See the full setup walkthroughs in Integrations.

My Connectors

/my-connectors manages personal credentials that agents use to act on your behalf — your inbox, your JIRA tickets, your repositories. It sits in the admin group in the sidebar, and each user manages only their own connectors.

  • + Add Connector supports Outlook / Microsoft 365, Slack (identity linking for reliable message routing), JIRA (personal API token), Gmail and GitHub.
  • Each connector card shows a type badge, Active/Inactive status and a token-health badge (Connected, Session Expired, Disconnected), with Test, Reconnect / Authorise and Disconnect / Remove actions.
  • Outlook connectors expose a per-action permission list (read email, read/write calendar, read/write To-Do, OneNote, OneDrive, send email) colour-coded by risk level; Manage Permissions edits the allowed set. Gmail connectors show their allowed actions the same way.
  • Cards show the linked account (Microsoft email, Google email, Slack user and workspace ID, GitHub username) and when the connector was last used.

MCP Servers

/mcp-servers brings third-party tools into EnClaw via the Model Context Protocol. Each registered server's tools become available to agents, namespaced as mcp__<slug>__<tool>, subject to RBAC scope.

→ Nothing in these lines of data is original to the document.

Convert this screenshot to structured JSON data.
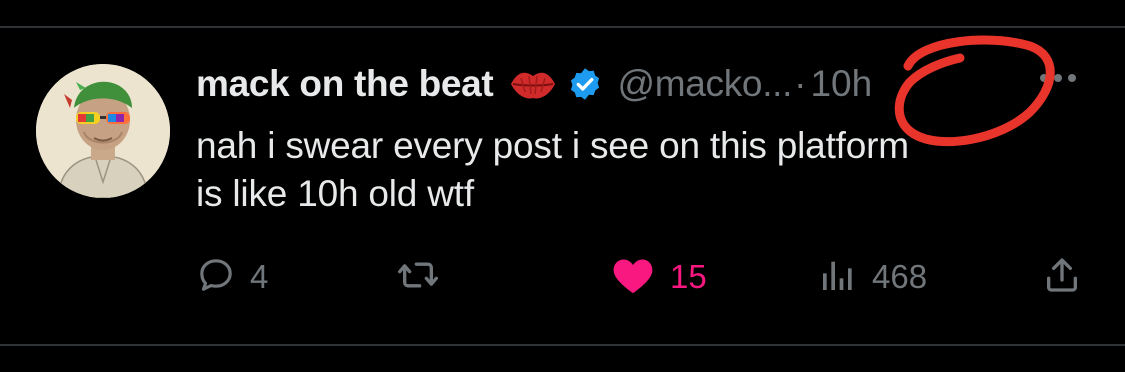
{
  "tweet": {
    "author": {
      "display_name": "mack on the beat",
      "handle": "@macko...",
      "verified": true,
      "name_emoji": "kiss-mark-lips"
    },
    "timestamp_separator": "·",
    "timestamp": "10h",
    "text_lines": [
      "nah i swear every post i see on this platform",
      "is like 10h old wtf"
    ],
    "actions": {
      "replies": "4",
      "retweets": "",
      "likes": "15",
      "views": "468",
      "liked": true
    }
  },
  "colors": {
    "background": "#000000",
    "primary_text": "#e7e9ea",
    "secondary_text": "#71767b",
    "verified_blue": "#1d9bf0",
    "like_pink": "#f91880",
    "annotation_red": "#e8342a",
    "divider": "#2f3336"
  },
  "icons": {
    "reply": "speech-bubble-icon",
    "retweet": "retweet-arrows-icon",
    "like": "heart-icon",
    "views": "bar-chart-icon",
    "share": "share-upload-icon",
    "more": "more-dots-icon"
  }
}
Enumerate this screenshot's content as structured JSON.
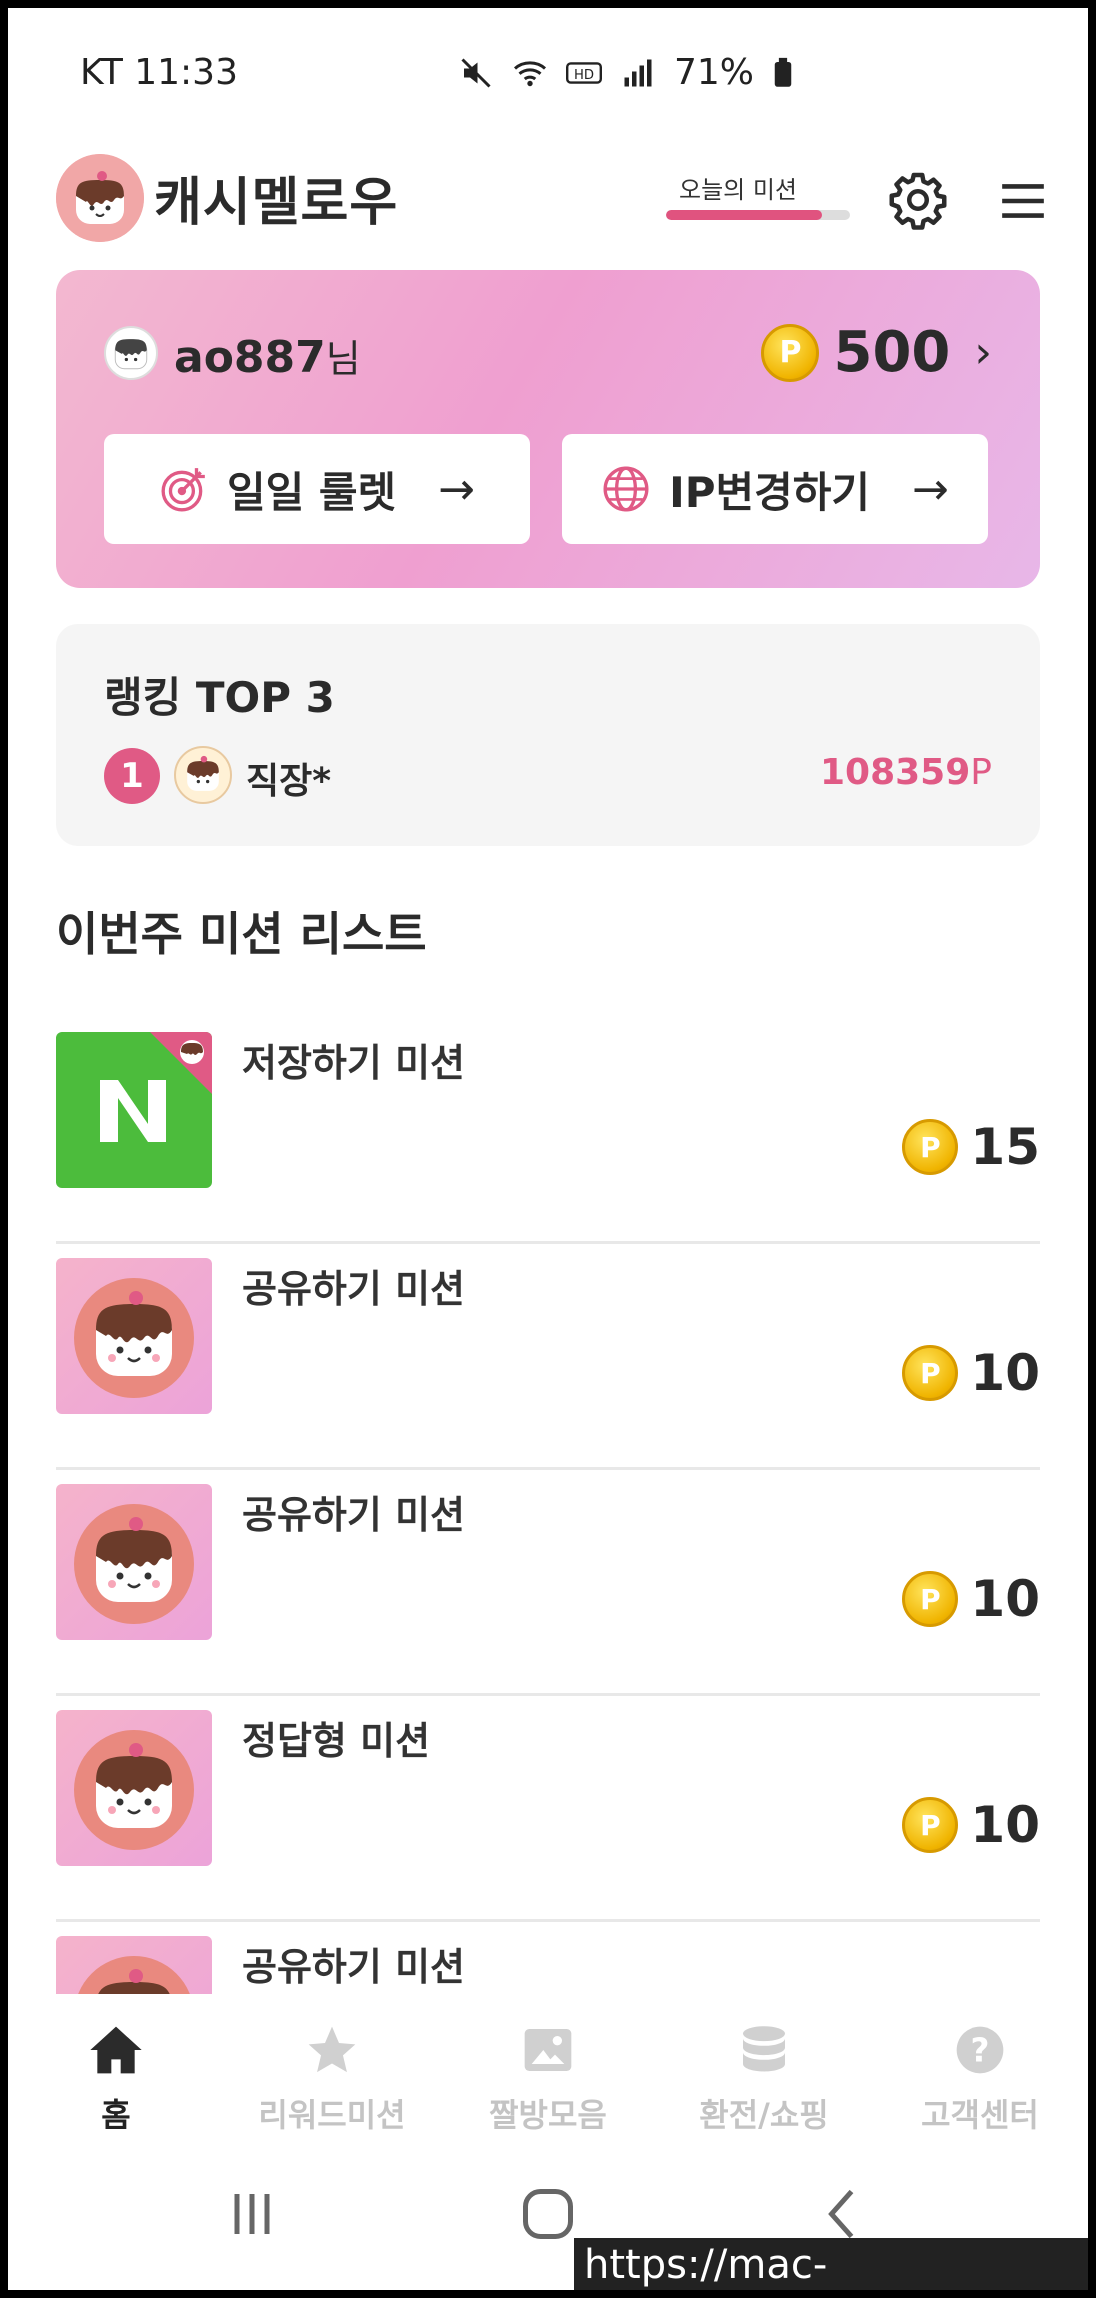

  • Add MCP server captures name, description, URL, transport (streamable HTTP or SSE), auth (none, bearer token or custom headers) and scope — personal, team or org (new servers default to org so their tools reach every agent). An optional allowed-tools list restricts which of the server's tools are exposed.
  • Each server card shows a sync-status badge (pending / ok / error), scope badge, slug, transport, auth type, tool count and last-sync time, with any last sync error surfaced inline.
  • Test checks connectivity and reports the server name, version and protocol version. Sync pulls the server's tool list. Tools expands an inline table of tool name, namespaced name and description.
  • Edit and Delete round out the card actions; deleting a server also drops all of its discovered tools.

LLM Providers

/llm-providers configures the AI model providers your agents run on.

  • Add Provider supports Anthropic, OpenAI, Azure OpenAI, Azure AI Foundry, Google AI, DeepSeek, Ollama (local), LM Studio (local), AWS Bedrock and Custom / OpenAI-compatible endpoints.
  • The form adapts per type: API key and base URL for most providers, deployment name and API version for Azure OpenAI, region and model ID for Bedrock. Local providers (Ollama, LM Studio) skip the API key.
  • The Default Model / Deployment Name picker combines a static default catalogue with a Refresh button that fetches the live model list from the provider using your key.
  • A provider can be marked as the org default, and a platform operator can additionally publish a provider as an instance-wide default available to all tenants.
  • Editing keeps the saved API key unless you enter a new one; Test verifies connectivity and model health, including a sample prompt/response.

See LLM Providers for provider-specific setup detail.